05 Aug 2020
But emergence of 5G and flexible smart phones with organic LED screens offers hope of sustainable recovery.
The pandemic has inevitably impacted the company’s ability to meet with customers directly, and bookings in the quarter were affected more than sales revenues.
Although the sales figure was up slightly from the figure of $293 million registered three months ago, Coherent’s book-to-bill ratio dropped below one, with Mattes saying that the pandemic had slowed demand across several markets.
The latest revenues are also down 12 per cent on the equivalent period in 2019, with the California-headquartered company posting a small net loss of $1.1 million.
“The month of April marked the low point with proposal activity more than 40 per cent below [the prior quarter’s] average,” the CEO told an investor call discussing the results, although he added that the company had seen encouraging signs of stronger proposal activity in the past couple of months.
In terms of sector sales, Coherent benefited from continued strength in semiconductor manufacturing and other microelectronics applications, which collectively accounted for $142 million in sales - nearly half the quarterly total.
“With consumer spending and habits worldwide being impacted by [Covid-19], we would expect to see a somewhat quicker recovery for mobile electronics compared to big ticket items, such as, for example, cars,” Mattes observed.
For Coherent, that is likely to manifest in a faster recovery across microelectronics applications than for materials processing.
Mattes explained that the good news regarding 5G phones is that they need more space allocated for the antenna, as well as more power. Both of those aspects are addressed with Coherent’s lasers, said the CEO, through processes used to optimize the OLED screen, and via hole drilling of chips in the phones.

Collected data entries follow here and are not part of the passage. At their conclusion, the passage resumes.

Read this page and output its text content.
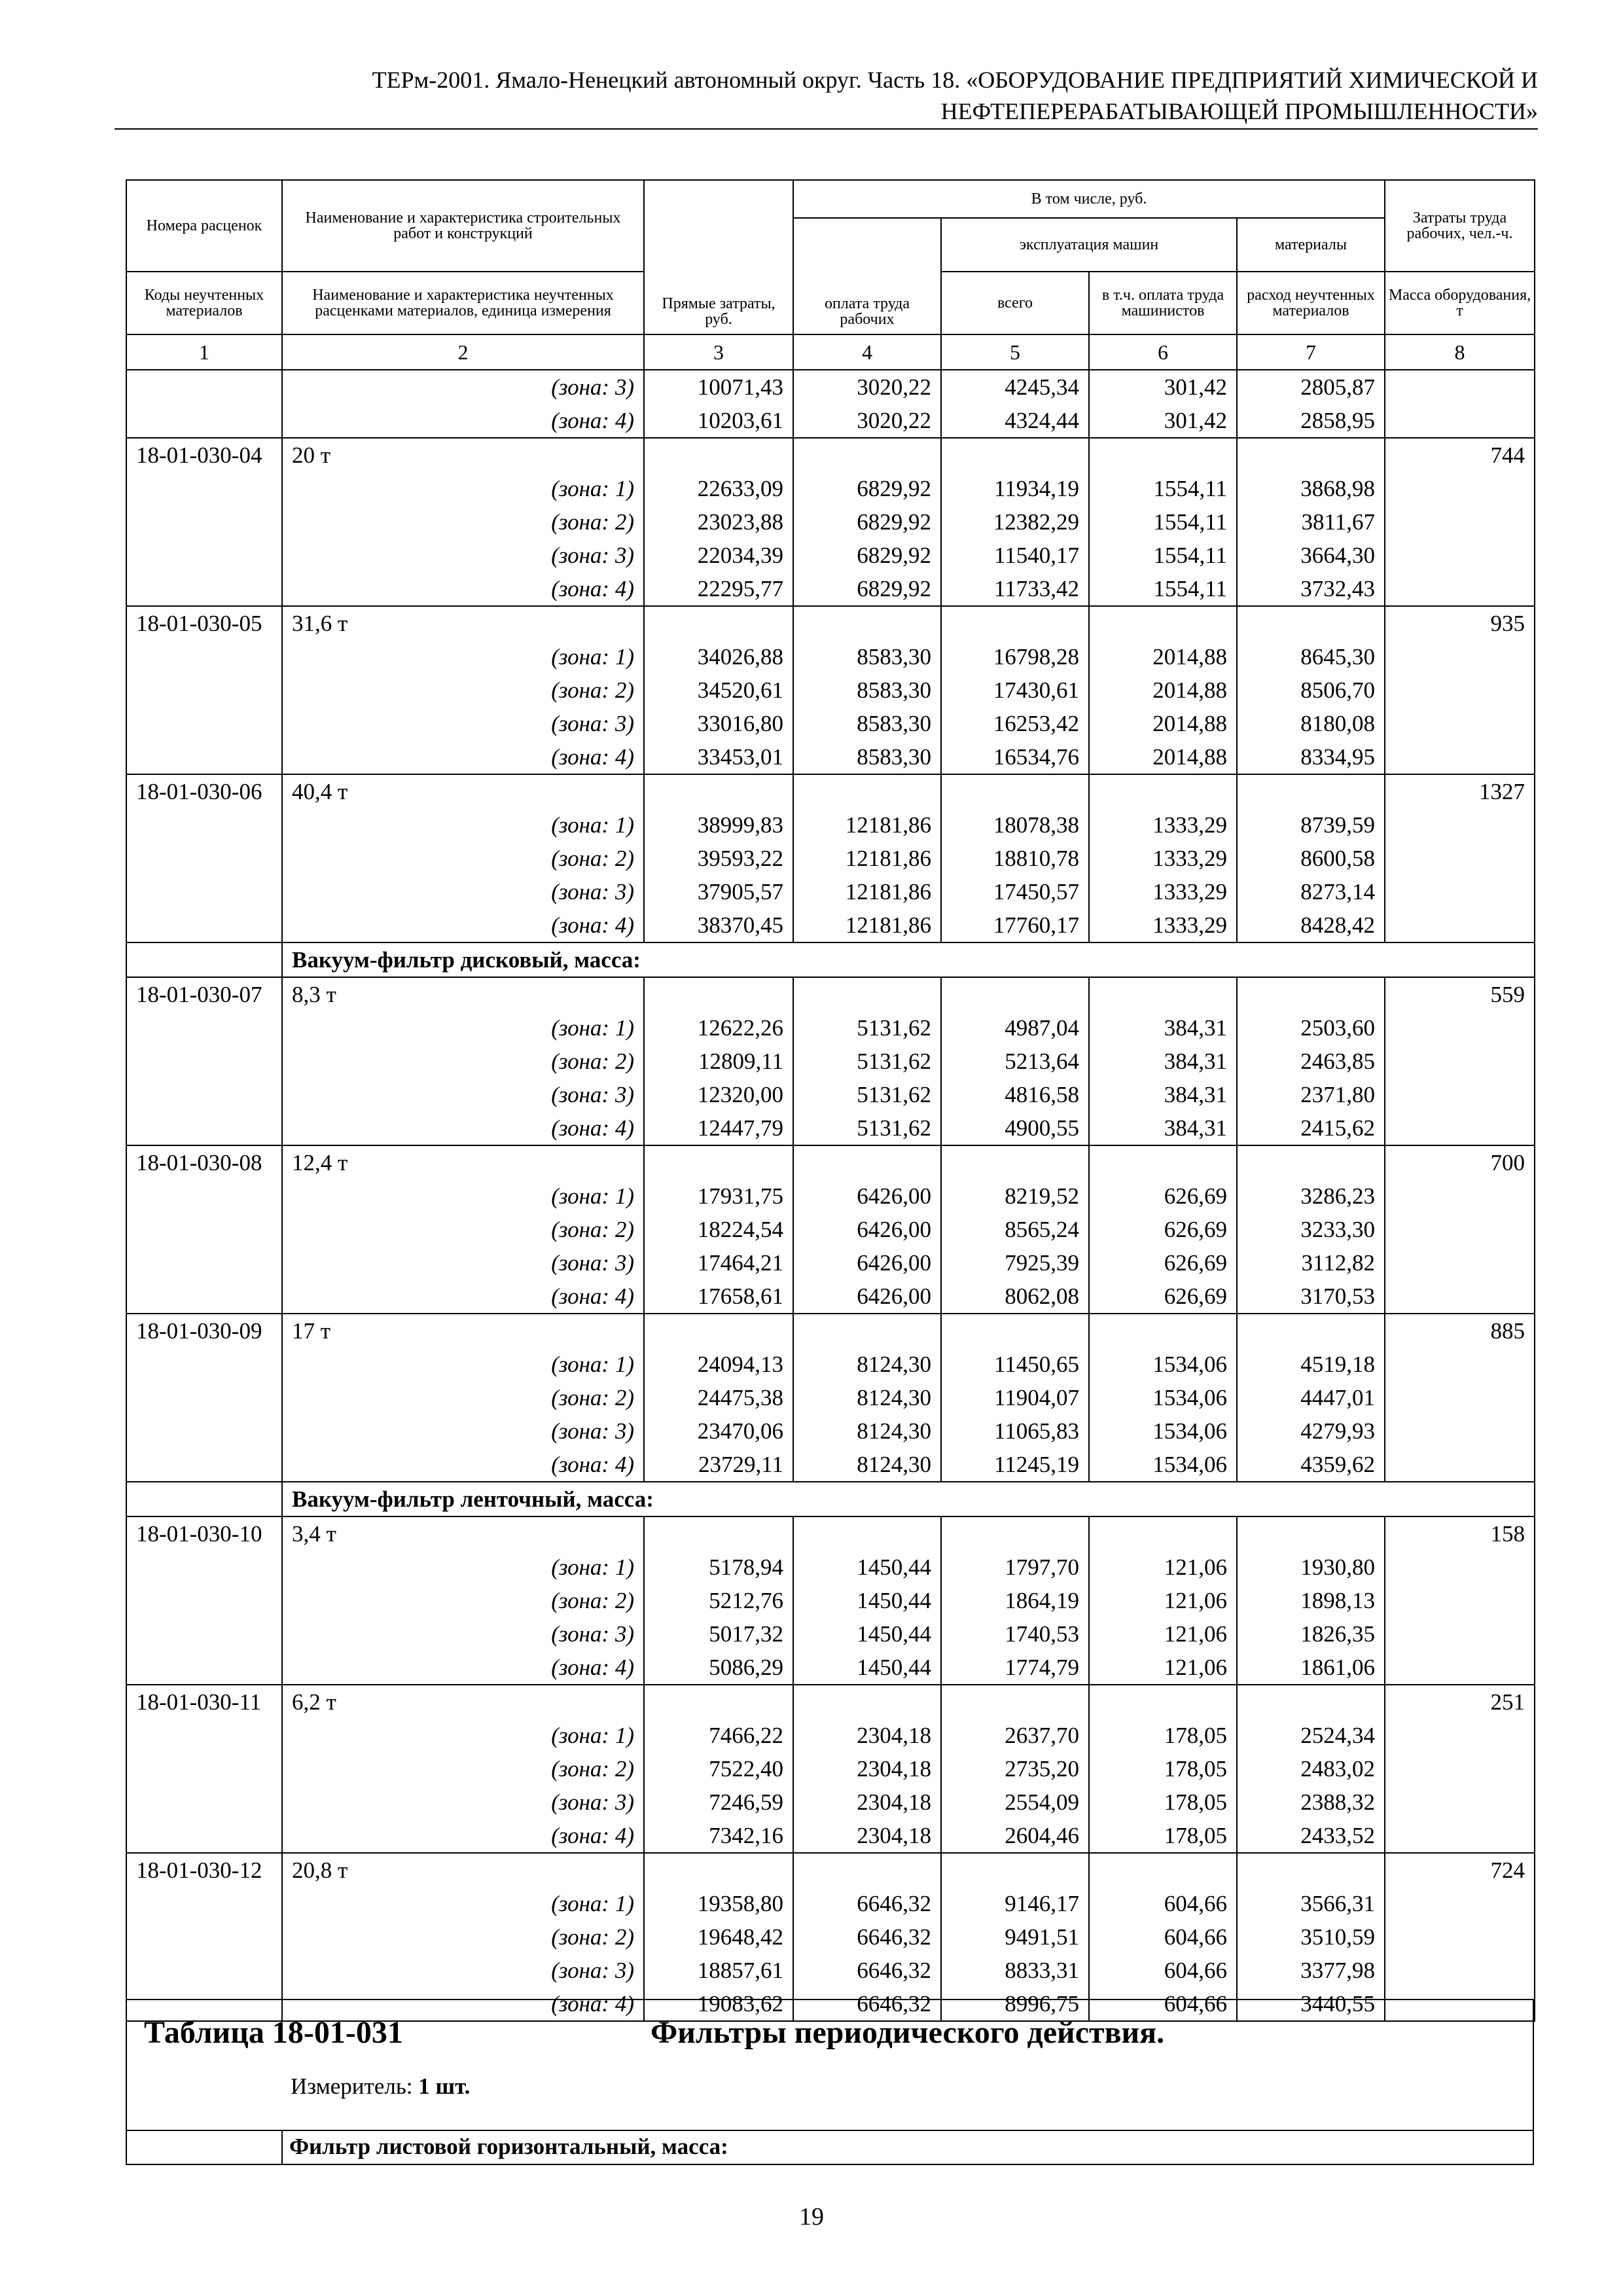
ТЕРм-2001. Ямало-Ненецкий автономный округ. Часть 18. «ОБОРУДОВАНИЕ ПРЕДПРИЯТИЙ ХИМИЧЕСКОЙ И
НЕФТЕПЕРЕРАБАТЫВАЮЩЕЙ ПРОМЫШЛЕННОСТИ»
Номера расценок	Наименование и характеристика строительных работ и конструкций	Прямые затраты, руб.	В том числе, руб.				Затраты труда рабочих, чел.-ч.
			оплата труда рабочих	эксплуатация машин		материалы	
Коды неучтенных материалов	Наименование и характеристика неучтенных расценками материалов, единица измерения			всего	в т.ч. оплата труда машинистов	расход неучтенных материалов	Масса оборудования, т
1	2	3	4	5	6	7	8
	(зона: 3)	10071,43	3020,22	4245,34	301,42	2805,87	
	(зона: 4)	10203,61	3020,22	4324,44	301,42	2858,95	
18-01-030-04	20 т						744
	(зона: 1)	22633,09	6829,92	11934,19	1554,11	3868,98	
	(зона: 2)	23023,88	6829,92	12382,29	1554,11	3811,67	
	(зона: 3)	22034,39	6829,92	11540,17	1554,11	3664,30	
	(зона: 4)	22295,77	6829,92	11733,42	1554,11	3732,43	
18-01-030-05	31,6 т						935
	(зона: 1)	34026,88	8583,30	16798,28	2014,88	8645,30	
	(зона: 2)	34520,61	8583,30	17430,61	2014,88	8506,70	
	(зона: 3)	33016,80	8583,30	16253,42	2014,88	8180,08	
	(зона: 4)	33453,01	8583,30	16534,76	2014,88	8334,95	
18-01-030-06	40,4 т						1327
	(зона: 1)	38999,83	12181,86	18078,38	1333,29	8739,59	
	(зона: 2)	39593,22	12181,86	18810,78	1333,29	8600,58	
	(зона: 3)	37905,57	12181,86	17450,57	1333,29	8273,14	
	(зона: 4)	38370,45	12181,86	17760,17	1333,29	8428,42	
	Вакуум-фильтр дисковый, масса:						
18-01-030-07	8,3 т						559
	(зона: 1)	12622,26	5131,62	4987,04	384,31	2503,60	
	(зона: 2)	12809,11	5131,62	5213,64	384,31	2463,85	
	(зона: 3)	12320,00	5131,62	4816,58	384,31	2371,80	
	(зона: 4)	12447,79	5131,62	4900,55	384,31	2415,62	
18-01-030-08	12,4 т						700
	(зона: 1)	17931,75	6426,00	8219,52	626,69	3286,23	
	(зона: 2)	18224,54	6426,00	8565,24	626,69	3233,30	
	(зона: 3)	17464,21	6426,00	7925,39	626,69	3112,82	
	(зона: 4)	17658,61	6426,00	8062,08	626,69	3170,53	
18-01-030-09	17 т						885
	(зона: 1)	24094,13	8124,30	11450,65	1534,06	4519,18	
	(зона: 2)	24475,38	8124,30	11904,07	1534,06	4447,01	
	(зона: 3)	23470,06	8124,30	11065,83	1534,06	4279,93	
	(зона: 4)	23729,11	8124,30	11245,19	1534,06	4359,62	
	Вакуум-фильтр ленточный, масса:						
18-01-030-10	3,4 т						158
	(зона: 1)	5178,94	1450,44	1797,70	121,06	1930,80	
	(зона: 2)	5212,76	1450,44	1864,19	121,06	1898,13	
	(зона: 3)	5017,32	1450,44	1740,53	121,06	1826,35	
	(зона: 4)	5086,29	1450,44	1774,79	121,06	1861,06	
18-01-030-11	6,2 т						251
	(зона: 1)	7466,22	2304,18	2637,70	178,05	2524,34	
	(зона: 2)	7522,40	2304,18	2735,20	178,05	2483,02	
	(зона: 3)	7246,59	2304,18	2554,09	178,05	2388,32	
	(зона: 4)	7342,16	2304,18	2604,46	178,05	2433,52	
18-01-030-12	20,8 т						724
	(зона: 1)	19358,80	6646,32	9146,17	604,66	3566,31	
	(зона: 2)	19648,42	6646,32	9491,51	604,66	3510,59	
	(зона: 3)	18857,61	6646,32	8833,31	604,66	3377,98	
	(зона: 4)	19083,62	6646,32	8996,75	604,66	3440,55	
Таблица 18-01-031	Фильтры периодического действия.
Измеритель: 1 шт.
Фильтр листовой горизонтальный, масса:
19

“The more 5G, the more tailwind for the usage of our technology,” Mattes summed up. “As you see 5G ramping, and as 5G readiness goes from the high end of the smart phones into the mid-range, that will be good for us, and that should continue all through the next year.”
Coherent also specializes in huge - and expensive - excimer laser systems used by display manufacturers to produce OLED screens. However, in the latest quarter the company was unable to book any new orders for such equipment.

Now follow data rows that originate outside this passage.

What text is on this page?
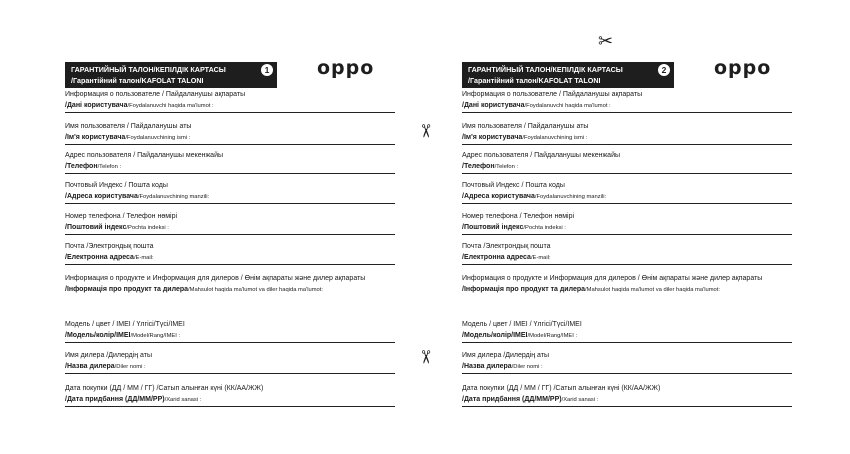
✂
✂
✂
ГАРАНТИЙНЫЙ ТАЛОН/КЕПІЛДІК КАРТАСЫ
/Гарантійний талон/KAFOLAT TALONI
1	oppo
Информация о пользователе / Пайдаланушы ақпараты
/Дані користувача/Foydalanuvchi haqida ma'lumot :
Имя пользователя / Пайдаланушы аты
/Ім'я користувача/Foydalanuvchining ismi :
Адрес пользователя / Пайдаланушы мекенжайы
/Телефон/Telefon :
Почтовый Индекс / Пошта коды
/Адреса користувача/Foydalanuvchining manzili:
Номер телефона / Телефон нөмірі
/Поштовий індекс/Pochta indeksi :
Почта /Электрондық пошта
/Електронна адреса/E-mail:
Информация о продукте и Информация для дилеров / Өнім ақпараты және дилер ақпараты
/Інформація про продукт та дилера/Mahsulot haqida ma'lumot va diler haqida ma'lumot:
Модель / цвет / IMEI / Үлгісі/Түсі/IMEI
/Модель/колір/IMEI/Model/Rang/IMEI :
Имя дилера /Дилердің аты
/Назва дилера/Diler nomi :
Дата покупки (ДД / ММ / ГГ) /Сатып алынған күні (КК/АА/ЖЖ)
/Дата придбання (ДД/ММ/РР)/Xarid sanasi :
ГАРАНТИЙНЫЙ ТАЛОН/КЕПІЛДІК КАРТАСЫ
/Гарантійний талон/KAFOLAT TALONI
2	oppo
Информация о пользователе / Пайдаланушы ақпараты
/Дані користувача/Foydalanuvchi haqida ma'lumot :
Имя пользователя / Пайдаланушы аты
/Ім'я користувача/Foydalanuvchining ismi :
Адрес пользователя / Пайдаланушы мекенжайы
/Телефон/Telefon :
Почтовый Индекс / Пошта коды
/Адреса користувача/Foydalanuvchining manzili:
Номер телефона / Телефон нөмірі
/Поштовий індекс/Pochta indeksi :
Почта /Электрондық пошта
/Електронна адреса/E-mail:
Информация о продукте и Информация для дилеров / Өнім ақпараты және дилер ақпараты
/Інформація про продукт та дилера/Mahsulot haqida ma'lumot va diler haqida ma'lumot:
Модель / цвет / IMEI / Үлгісі/Түсі/IMEI
/Модель/колір/IMEI/Model/Rang/IMEI :
Имя дилера /Дилердің аты
/Назва дилера/Diler nomi :
Дата покупки (ДД / ММ / ГГ) /Сатып алынған күні (КК/АА/ЖЖ)
/Дата придбання (ДД/ММ/РР)/Xarid sanasi :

CFO Kevin Palatnik told investors that this was a direct impact of the coronavirus pandemic, and the inability to “sit side-by-side” with customers. Those discussions are now taking place virtually, but are complicated somewhat by the language barrier with key players in Korea and China.
Despite that, Coherent’s executive team does expect to see orders for its big-ticket equipment return in the next few quarters as the next generation of OLED technology begins a ramp to production.
‘Depressed’ materials processing market
In contrast, Mattes and his colleagues described demand for machine tools as remaining “depressed” - especially across Europe, and to a lesser extent the US - with bookings down a quarter on pre-pandemic levels.
Much as rivals Trumpf and IPG Photonics have noted recently, that trend was already apparent across the German automotive sector prior to Covid-19, but has since been exacerbated by the impact of the pandemic.
Having exited the more price-competitive elements of the laser materials processing market, Coherent is looking to be much more focused and strategic in terms of the applications it is targeting in this area - for example welding of highly reflective metals that are more difficult to laser-process than steel (see image above).
That is crucial for producing electric vehicle batteries, although Mattes warned that it would take time for this market to become a major one for laser companies.
“Once you see the big automotive companies shifting more of their production into electric vehicles, you’ll see that market ramping,” he told investors. “But you’re talking years here - this is not something that’s going to swing the pendulum overnight. [However] we’re at the forefront of it.”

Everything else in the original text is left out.